読了本

最長不倒距離 (光文社文庫)

最長不倒距離 (光文社文庫)

朱漆の壁に血がしたたる (光文社文庫)

朱漆の壁に血がしたたる (光文社文庫)

渋谷の宮益坂に事務所を構えるゴースト・ハンター物部太郎三部作の1作目「七十五羽の烏」は『都筑道夫コレクション<本格推理編>』asin:4334734553で読み、面白かったので続きも読もうと揃えたまま積ん読になっていた。このたびふとしたきっかけから手にとったのだが……私のバカバカ、早く読めばよかった。読み口は軽いけれど内容は決して薄くない。こういうふうに細大漏らさず伏線をひろいあげてちゃんと始末をつけてあるのってすごく楽しい。2作目「最長不倒距離」はスキー場で起こった密室殺人、3作目「朱漆の壁に血がしたたる」は横溝ばりの旧家恩讐殺人。
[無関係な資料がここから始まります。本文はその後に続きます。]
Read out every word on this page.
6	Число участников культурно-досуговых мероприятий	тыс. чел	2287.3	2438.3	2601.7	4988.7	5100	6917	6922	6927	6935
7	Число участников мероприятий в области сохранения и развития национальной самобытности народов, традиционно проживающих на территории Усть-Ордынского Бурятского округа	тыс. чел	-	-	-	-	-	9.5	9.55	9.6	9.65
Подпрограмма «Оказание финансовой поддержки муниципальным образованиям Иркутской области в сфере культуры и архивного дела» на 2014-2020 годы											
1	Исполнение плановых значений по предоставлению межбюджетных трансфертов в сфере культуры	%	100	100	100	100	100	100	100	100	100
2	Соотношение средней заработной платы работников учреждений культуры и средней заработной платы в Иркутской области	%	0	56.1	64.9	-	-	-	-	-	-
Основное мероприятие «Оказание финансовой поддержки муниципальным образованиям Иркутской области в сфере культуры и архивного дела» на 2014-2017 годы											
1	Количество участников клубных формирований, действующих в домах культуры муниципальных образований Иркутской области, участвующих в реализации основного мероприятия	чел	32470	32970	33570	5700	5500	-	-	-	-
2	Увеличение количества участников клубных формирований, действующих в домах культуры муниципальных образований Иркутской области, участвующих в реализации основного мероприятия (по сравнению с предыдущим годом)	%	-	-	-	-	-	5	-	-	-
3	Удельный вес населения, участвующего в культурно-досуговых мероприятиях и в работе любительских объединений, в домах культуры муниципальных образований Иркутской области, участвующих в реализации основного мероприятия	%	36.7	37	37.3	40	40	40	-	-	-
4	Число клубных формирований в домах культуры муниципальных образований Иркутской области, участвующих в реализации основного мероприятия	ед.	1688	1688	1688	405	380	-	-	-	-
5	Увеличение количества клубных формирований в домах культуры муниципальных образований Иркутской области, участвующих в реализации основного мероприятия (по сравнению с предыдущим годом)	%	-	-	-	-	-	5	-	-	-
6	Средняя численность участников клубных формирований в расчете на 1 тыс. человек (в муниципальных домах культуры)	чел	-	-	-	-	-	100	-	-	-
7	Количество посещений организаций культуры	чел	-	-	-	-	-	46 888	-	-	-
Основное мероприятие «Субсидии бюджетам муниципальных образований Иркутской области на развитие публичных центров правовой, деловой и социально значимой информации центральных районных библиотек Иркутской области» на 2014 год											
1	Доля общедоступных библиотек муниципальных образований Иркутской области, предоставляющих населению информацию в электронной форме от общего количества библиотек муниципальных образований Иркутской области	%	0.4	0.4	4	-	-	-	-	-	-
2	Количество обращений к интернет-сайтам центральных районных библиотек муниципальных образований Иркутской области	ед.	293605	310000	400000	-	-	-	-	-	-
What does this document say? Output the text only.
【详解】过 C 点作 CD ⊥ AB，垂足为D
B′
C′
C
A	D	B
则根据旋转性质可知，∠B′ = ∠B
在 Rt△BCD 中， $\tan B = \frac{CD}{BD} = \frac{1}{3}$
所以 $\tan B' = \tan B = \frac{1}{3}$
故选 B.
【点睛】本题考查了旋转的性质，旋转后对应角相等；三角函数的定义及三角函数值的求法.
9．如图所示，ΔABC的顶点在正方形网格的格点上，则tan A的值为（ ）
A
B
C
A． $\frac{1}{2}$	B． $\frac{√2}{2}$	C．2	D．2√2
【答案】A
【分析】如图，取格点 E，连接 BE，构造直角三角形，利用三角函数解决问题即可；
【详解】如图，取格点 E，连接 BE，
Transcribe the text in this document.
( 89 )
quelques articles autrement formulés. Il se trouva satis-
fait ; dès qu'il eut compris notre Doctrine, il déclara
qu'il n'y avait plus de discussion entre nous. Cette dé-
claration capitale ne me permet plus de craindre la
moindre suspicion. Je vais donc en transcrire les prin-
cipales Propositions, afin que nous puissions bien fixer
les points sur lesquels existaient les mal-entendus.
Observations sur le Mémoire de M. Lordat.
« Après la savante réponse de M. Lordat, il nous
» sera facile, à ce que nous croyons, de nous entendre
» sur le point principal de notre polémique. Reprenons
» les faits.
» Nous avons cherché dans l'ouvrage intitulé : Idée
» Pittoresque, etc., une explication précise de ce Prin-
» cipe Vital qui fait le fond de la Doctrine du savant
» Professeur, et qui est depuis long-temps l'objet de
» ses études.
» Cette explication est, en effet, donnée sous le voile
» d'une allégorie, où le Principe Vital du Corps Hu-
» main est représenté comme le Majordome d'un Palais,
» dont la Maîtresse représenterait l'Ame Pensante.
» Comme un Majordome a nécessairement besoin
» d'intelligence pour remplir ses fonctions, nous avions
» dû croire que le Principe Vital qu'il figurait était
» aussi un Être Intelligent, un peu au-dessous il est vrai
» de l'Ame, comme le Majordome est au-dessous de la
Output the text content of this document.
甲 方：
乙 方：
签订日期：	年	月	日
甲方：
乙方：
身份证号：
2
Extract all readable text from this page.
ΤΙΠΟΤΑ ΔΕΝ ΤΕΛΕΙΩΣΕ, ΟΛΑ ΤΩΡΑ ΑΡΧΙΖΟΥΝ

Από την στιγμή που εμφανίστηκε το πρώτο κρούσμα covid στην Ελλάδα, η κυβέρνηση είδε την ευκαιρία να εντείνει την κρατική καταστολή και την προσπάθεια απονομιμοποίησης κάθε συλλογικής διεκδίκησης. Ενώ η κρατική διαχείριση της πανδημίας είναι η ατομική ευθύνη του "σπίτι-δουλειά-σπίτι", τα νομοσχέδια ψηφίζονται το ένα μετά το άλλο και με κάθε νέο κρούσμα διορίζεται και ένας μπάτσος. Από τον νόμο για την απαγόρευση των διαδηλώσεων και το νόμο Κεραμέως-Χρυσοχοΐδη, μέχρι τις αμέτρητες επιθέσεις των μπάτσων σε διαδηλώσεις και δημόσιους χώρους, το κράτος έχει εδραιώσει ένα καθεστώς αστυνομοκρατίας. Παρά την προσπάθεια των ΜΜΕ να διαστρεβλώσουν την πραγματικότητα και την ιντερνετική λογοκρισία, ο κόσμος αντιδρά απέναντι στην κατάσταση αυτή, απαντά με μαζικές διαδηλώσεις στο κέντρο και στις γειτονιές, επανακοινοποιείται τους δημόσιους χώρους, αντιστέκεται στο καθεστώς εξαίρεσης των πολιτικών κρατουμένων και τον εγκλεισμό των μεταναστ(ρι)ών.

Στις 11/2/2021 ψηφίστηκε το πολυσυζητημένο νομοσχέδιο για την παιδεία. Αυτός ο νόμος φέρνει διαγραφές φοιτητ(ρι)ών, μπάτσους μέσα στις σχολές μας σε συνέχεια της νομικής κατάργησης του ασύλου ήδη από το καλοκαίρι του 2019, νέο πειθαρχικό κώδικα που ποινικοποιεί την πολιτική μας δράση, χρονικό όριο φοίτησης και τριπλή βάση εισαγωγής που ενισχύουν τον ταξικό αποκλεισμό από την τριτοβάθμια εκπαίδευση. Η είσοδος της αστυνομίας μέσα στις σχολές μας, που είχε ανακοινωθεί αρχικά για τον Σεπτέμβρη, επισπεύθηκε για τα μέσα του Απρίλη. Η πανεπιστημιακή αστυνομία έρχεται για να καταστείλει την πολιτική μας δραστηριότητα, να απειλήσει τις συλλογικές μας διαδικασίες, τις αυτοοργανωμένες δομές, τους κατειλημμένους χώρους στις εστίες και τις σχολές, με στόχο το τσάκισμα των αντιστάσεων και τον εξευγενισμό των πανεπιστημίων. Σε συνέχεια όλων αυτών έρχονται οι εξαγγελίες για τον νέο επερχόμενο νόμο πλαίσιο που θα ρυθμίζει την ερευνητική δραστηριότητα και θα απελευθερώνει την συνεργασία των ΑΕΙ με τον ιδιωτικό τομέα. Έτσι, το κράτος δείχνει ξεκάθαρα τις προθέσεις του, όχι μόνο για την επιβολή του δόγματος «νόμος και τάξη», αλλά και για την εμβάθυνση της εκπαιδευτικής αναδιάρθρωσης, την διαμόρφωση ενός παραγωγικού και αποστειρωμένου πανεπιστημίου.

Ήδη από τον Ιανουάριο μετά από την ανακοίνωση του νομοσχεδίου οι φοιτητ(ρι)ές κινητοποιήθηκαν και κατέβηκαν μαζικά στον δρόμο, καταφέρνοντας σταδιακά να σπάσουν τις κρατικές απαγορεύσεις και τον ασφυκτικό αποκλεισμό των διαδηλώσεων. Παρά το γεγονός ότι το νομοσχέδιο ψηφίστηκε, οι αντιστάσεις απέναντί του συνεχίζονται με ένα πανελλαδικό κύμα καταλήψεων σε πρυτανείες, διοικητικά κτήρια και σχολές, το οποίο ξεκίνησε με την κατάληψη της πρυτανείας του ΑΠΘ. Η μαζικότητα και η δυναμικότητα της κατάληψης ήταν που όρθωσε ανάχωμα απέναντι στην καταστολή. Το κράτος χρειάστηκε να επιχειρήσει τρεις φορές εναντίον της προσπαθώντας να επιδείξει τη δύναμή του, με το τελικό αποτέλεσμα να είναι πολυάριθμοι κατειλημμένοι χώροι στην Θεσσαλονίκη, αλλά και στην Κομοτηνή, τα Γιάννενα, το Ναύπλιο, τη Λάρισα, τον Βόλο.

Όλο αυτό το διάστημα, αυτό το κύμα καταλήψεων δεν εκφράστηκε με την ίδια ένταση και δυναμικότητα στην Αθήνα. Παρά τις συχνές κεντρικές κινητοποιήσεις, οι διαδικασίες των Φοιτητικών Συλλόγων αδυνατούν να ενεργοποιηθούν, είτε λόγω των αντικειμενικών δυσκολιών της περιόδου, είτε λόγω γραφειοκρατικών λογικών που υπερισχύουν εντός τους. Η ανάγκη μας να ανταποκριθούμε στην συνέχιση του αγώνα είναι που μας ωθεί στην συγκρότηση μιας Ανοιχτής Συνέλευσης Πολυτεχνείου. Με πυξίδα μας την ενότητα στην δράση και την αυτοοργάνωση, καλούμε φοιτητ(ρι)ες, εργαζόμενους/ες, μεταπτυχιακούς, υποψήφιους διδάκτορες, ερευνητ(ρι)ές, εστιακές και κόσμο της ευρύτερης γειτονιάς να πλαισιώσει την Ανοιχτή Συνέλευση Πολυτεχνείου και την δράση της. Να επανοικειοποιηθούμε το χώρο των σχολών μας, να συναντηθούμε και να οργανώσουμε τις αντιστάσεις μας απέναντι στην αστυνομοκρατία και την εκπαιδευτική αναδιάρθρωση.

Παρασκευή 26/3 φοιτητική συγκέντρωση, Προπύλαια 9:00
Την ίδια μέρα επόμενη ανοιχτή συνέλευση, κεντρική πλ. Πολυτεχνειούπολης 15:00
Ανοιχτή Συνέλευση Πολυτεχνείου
ラストの台詞には思わず笑ったが、ものぐさなくせに最後においしいところをさらっていく物部太郎は頼もしく、事件に振り回されっぱなしのようで締めるべきところは締める助手の片岡直次郎はかっこいい。40年近く前に書かれたなんて信じられない。これで終りと言わずにもっと書いてくれればよかったのにな……。